He wished his team were here. They’d always been better at negotiations than he—

Keith paused, a new thought striking him. The team wasn’t here, but Keith had sure as hell been lectured enough to pick up a few things. He tore through his memories, snatching up whatever he could.

“Living under an empire that wants us dead means that surviving _is_ rebellion,” Keith said, an echo of Allura. “Our first priority is surviving to the next battle.” He glared at the empty platform. “Unless you’re that eager to feed yourself to Zarkon,” he added.

Lance was silent for a moment, then huffed out a bitter laugh. “You can’t always have your cake and eat it too, Keith.”

“Why _not?”_ Keith asked.

 _“Why—”_  Lance’s laugh was loud and startled, a sharp bark. “We’ve been over this! The Galra would never just— just leave all this info alone. They had to come back for it some time. I’ve had my hand on the plug for _years_ now. I already lucked out with you coming in,” Lance said. “At least now I know that someone out there is going to put this stuff to good use.”

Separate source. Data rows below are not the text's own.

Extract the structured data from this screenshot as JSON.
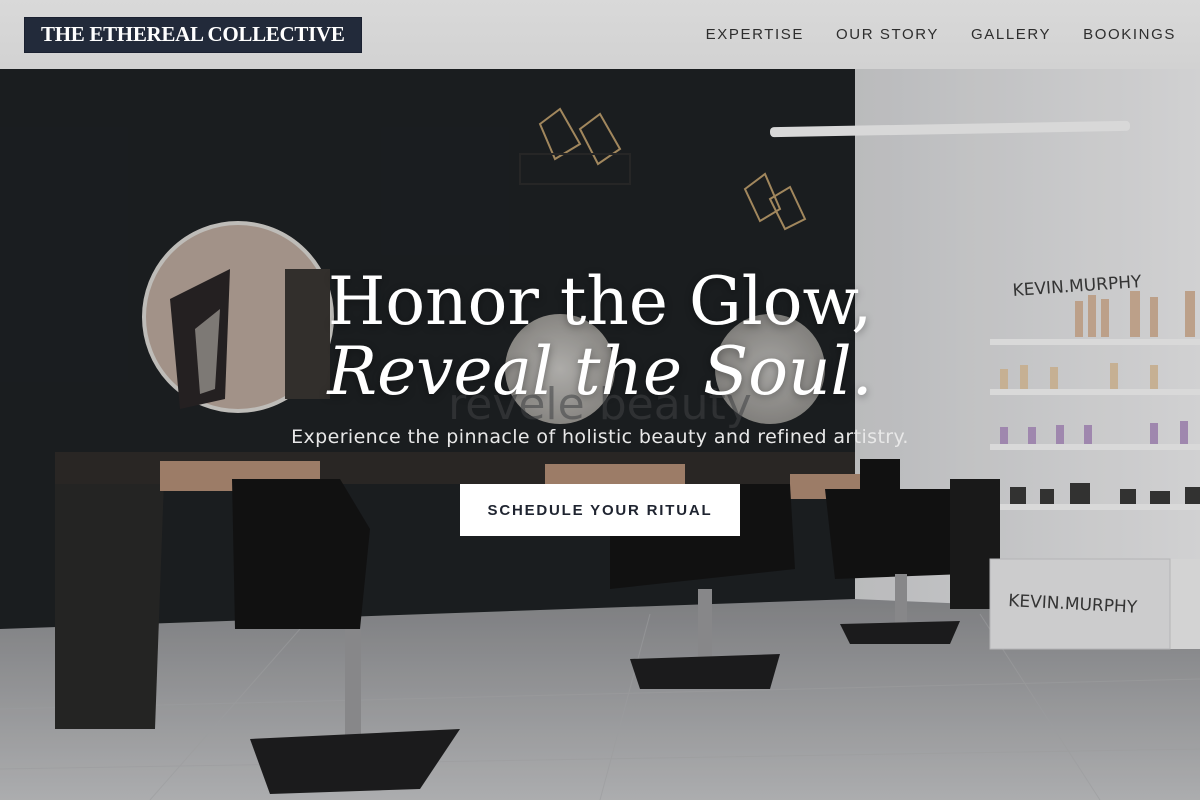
{
  "brand": {
    "name": "THE ETHEREAL COLLECTIVE"
  },
  "nav": {
    "items": [
      {
        "label": "EXPERTISE"
      },
      {
        "label": "OUR STORY"
      },
      {
        "label": "GALLERY"
      },
      {
        "label": "BOOKINGS"
      }
    ]
  },
  "hero": {
    "headline_line1": "Honor the Glow,",
    "headline_line2": "Reveal the Soul.",
    "tagline": "Experience the pinnacle of holistic beauty and refined artistry.",
    "cta_label": "SCHEDULE YOUR RITUAL",
    "background_text": {
      "wall_sign": "revele beauty",
      "shelf_brand": "KEVIN.MURPHY",
      "counter_brand": "KEVIN.MURPHY"
    }
  },
  "colors": {
    "header_bg": "#d6d6d6",
    "logo_bg": "#222a3a",
    "cta_bg": "#ffffff",
    "cta_text": "#1f2430",
    "wall_dark": "#1e2124",
    "wall_light": "#e9e9ea"
  }
}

 _“You_ could put it to good use!” Keith said. “But you won’t because you’re too busy asking me to kill you to look for another option!”

“There _aren’t_ any other options!”

“Why are you so ready to give up?” Keith snarled. “Why can’t— Just ask for help for _once_ in your fucking life!”

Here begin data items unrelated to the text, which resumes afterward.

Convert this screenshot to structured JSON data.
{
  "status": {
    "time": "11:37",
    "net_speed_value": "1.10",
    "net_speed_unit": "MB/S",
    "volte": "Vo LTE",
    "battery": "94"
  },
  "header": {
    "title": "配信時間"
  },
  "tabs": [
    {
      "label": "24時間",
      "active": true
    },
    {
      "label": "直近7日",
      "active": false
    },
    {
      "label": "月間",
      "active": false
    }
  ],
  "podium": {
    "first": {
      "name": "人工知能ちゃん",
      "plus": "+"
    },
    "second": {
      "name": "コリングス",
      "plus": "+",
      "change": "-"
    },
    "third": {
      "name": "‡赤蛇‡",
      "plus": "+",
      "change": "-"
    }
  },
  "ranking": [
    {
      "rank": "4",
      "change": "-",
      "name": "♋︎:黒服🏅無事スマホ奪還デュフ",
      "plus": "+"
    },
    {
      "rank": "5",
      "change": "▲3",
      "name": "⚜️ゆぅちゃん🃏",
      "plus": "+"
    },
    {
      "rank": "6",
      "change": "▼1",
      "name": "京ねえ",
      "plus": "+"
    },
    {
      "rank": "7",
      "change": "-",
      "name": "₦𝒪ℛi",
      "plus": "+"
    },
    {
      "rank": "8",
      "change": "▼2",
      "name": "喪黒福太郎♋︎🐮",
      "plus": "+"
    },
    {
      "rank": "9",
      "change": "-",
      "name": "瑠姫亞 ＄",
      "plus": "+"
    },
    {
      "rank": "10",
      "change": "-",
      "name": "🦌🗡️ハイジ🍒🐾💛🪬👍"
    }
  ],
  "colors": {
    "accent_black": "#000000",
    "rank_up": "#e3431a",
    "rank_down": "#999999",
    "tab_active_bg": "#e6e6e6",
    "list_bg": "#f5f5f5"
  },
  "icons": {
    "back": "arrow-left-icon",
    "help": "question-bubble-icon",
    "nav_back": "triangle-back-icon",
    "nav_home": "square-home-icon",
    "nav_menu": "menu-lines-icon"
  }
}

“Because I have so many options in that department!” Lance scoffed. “Let me just ring up some of my pals! ‘Hey, sorry for not telling you, but I’m actually an AI! Any chance you can rig up a way to protect me from some scary aliens, steal a Garrison ship, and head my way?’” He made a dismissive noise. “I can’t expect my friends to throw everything aside— to throw their _lives_ aside—  to help me.”

Keith glared into the distance, teeth grinding together. “Then why the fuck,” he grit out, “do you expect it from yourself?”

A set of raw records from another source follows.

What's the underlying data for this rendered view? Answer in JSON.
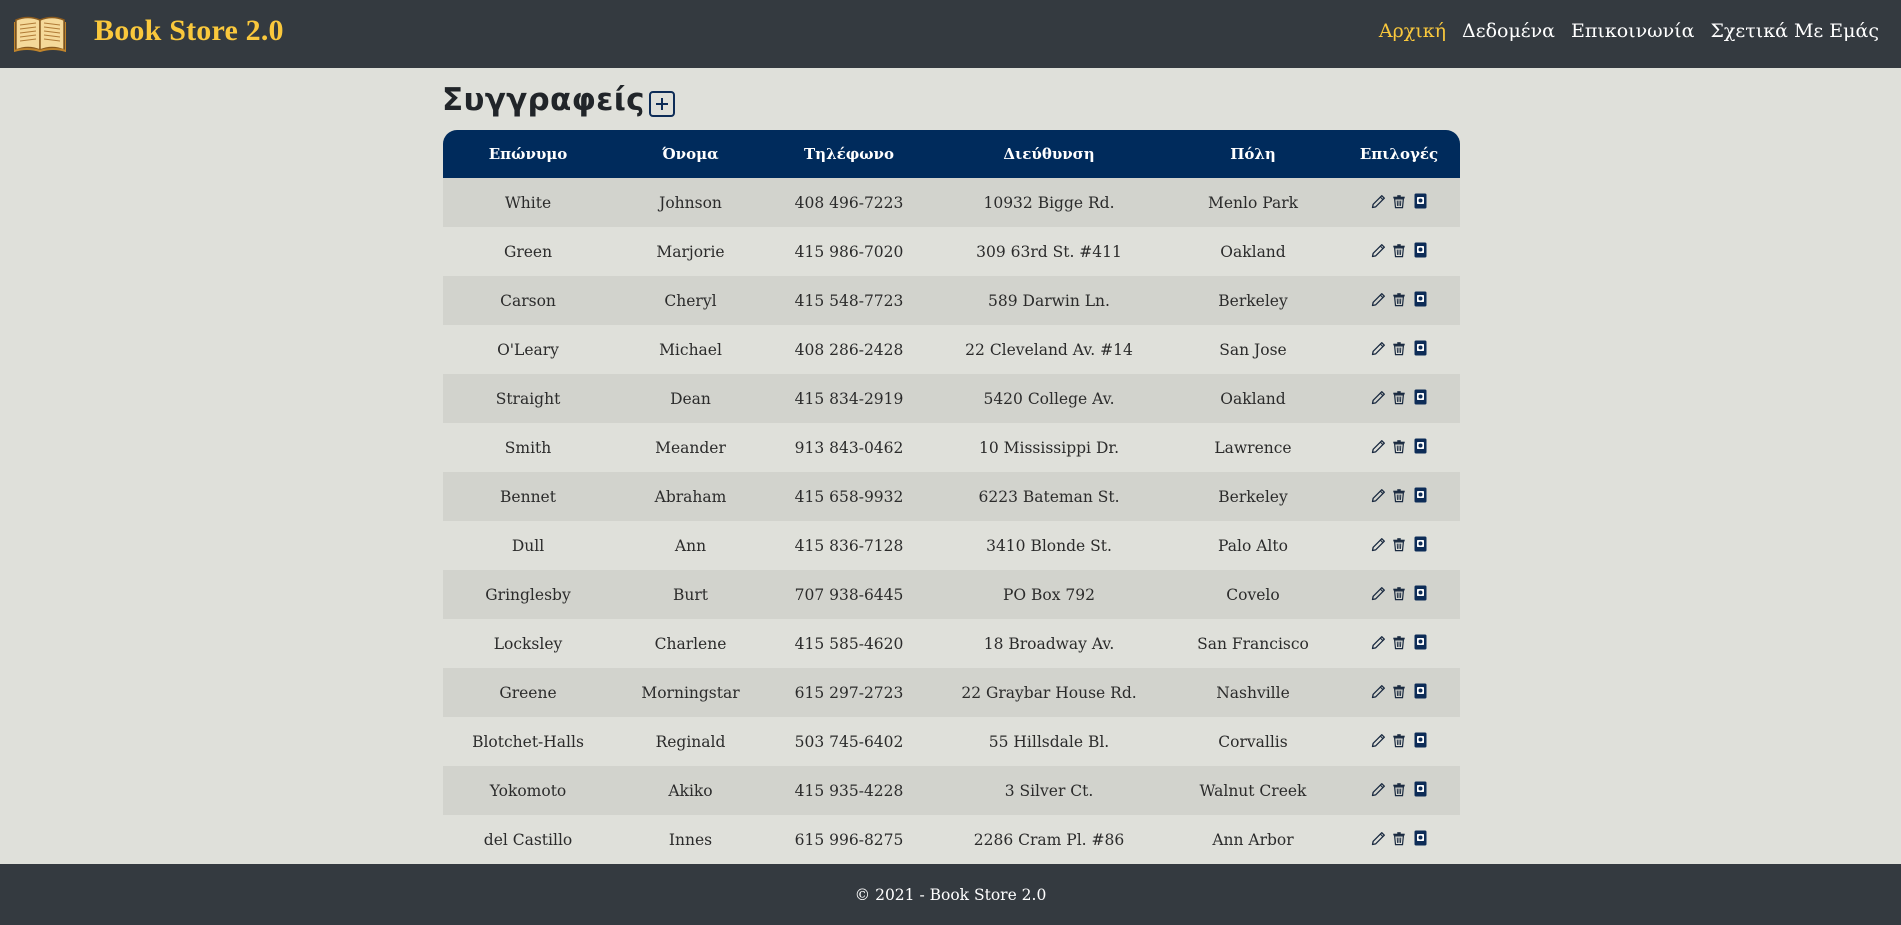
{
  "brand": {
    "title": "Book Store 2.0",
    "logo_icon": "open-book-icon"
  },
  "nav": [
    {
      "label": "Αρχική",
      "active": true
    },
    {
      "label": "Δεδομένα",
      "active": false
    },
    {
      "label": "Επικοινωνία",
      "active": false
    },
    {
      "label": "Σχετικά Με Εμάς",
      "active": false
    }
  ],
  "page": {
    "title": "Συγγραφείς",
    "add_icon": "plus-square-icon"
  },
  "table": {
    "headers": [
      "Επώνυμο",
      "Όνομα",
      "Τηλέφωνο",
      "Διεύθυνση",
      "Πόλη",
      "Επιλογές"
    ],
    "rows": [
      [
        "White",
        "Johnson",
        "408 496-7223",
        "10932 Bigge Rd.",
        "Menlo Park"
      ],
      [
        "Green",
        "Marjorie",
        "415 986-7020",
        "309 63rd St. #411",
        "Oakland"
      ],
      [
        "Carson",
        "Cheryl",
        "415 548-7723",
        "589 Darwin Ln.",
        "Berkeley"
      ],
      [
        "O'Leary",
        "Michael",
        "408 286-2428",
        "22 Cleveland Av. #14",
        "San Jose"
      ],
      [
        "Straight",
        "Dean",
        "415 834-2919",
        "5420 College Av.",
        "Oakland"
      ],
      [
        "Smith",
        "Meander",
        "913 843-0462",
        "10 Mississippi Dr.",
        "Lawrence"
      ],
      [
        "Bennet",
        "Abraham",
        "415 658-9932",
        "6223 Bateman St.",
        "Berkeley"
      ],
      [
        "Dull",
        "Ann",
        "415 836-7128",
        "3410 Blonde St.",
        "Palo Alto"
      ],
      [
        "Gringlesby",
        "Burt",
        "707 938-6445",
        "PO Box 792",
        "Covelo"
      ],
      [
        "Locksley",
        "Charlene",
        "415 585-4620",
        "18 Broadway Av.",
        "San Francisco"
      ],
      [
        "Greene",
        "Morningstar",
        "615 297-2723",
        "22 Graybar House Rd.",
        "Nashville"
      ],
      [
        "Blotchet-Halls",
        "Reginald",
        "503 745-6402",
        "55 Hillsdale Bl.",
        "Corvallis"
      ],
      [
        "Yokomoto",
        "Akiko",
        "415 935-4228",
        "3 Silver Ct.",
        "Walnut Creek"
      ],
      [
        "del Castillo",
        "Innes",
        "615 996-8275",
        "2286 Cram Pl. #86",
        "Ann Arbor"
      ]
    ],
    "action_icons": [
      "pencil-icon",
      "trash-icon",
      "book-icon"
    ]
  },
  "footer": {
    "text": "© 2021 - Book Store 2.0"
  },
  "colors": {
    "navbar": "#343a40",
    "accent": "#fac83c",
    "table_header": "#002b5c",
    "background": "#dfe0da",
    "row_stripe": "#d2d3cd"
  }
}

“Because no one’s going to miss _me!”_

 _“I will!”_ The words left like a shot, fired without preparation. Keith never had been good with firearms. “This isn’t some— Some heroic sacrifice, or whatever the fuck.” He took in a shaky breath. “You’d just be going out as some dick who forced your friend to live with the fact that he’d killed you for the rest of his life.”  
  
Lance took a moment to respond.

“You’d— You think—” He went quiet for a moment. “I’m your friend?” There was an odd inflection to his voice. It had gone tinny, like the signal had somehow gotten worse, despite Keith standing as close as possible to the source.  
  
Keith bit back on the way everything in him was screaming at him to go back on the sincerity, to guard it with his life. Brain throwing a mutiny? Tough shit. Stomach flipping in rebellion? Too fucking bad. If there was any time to let himself be vulnerable, it was the second his friend handed him a loaded gun while wearing a target and a smile. Tit for tat.  
  
“Yeah.” Keith said, voice quiet. “You’re— You’re part of the team, at this point.” How to couch this in Lance terms? “It’s a very exclusive club.” Not like there was much competition in the first place, but yeah. “It’s you, two geniuses, and a former princess.” He paused. “And our really weird collective adoptive uncle.”

It was a small eternity before Lance answered, and his voice was stuttery and muffled when he did. “Well, with a VIP list like that, how could I say no?”

“It’d be a dick move,” Keith said, sagging with relief. He wouldn’t have to… he wouldn’t.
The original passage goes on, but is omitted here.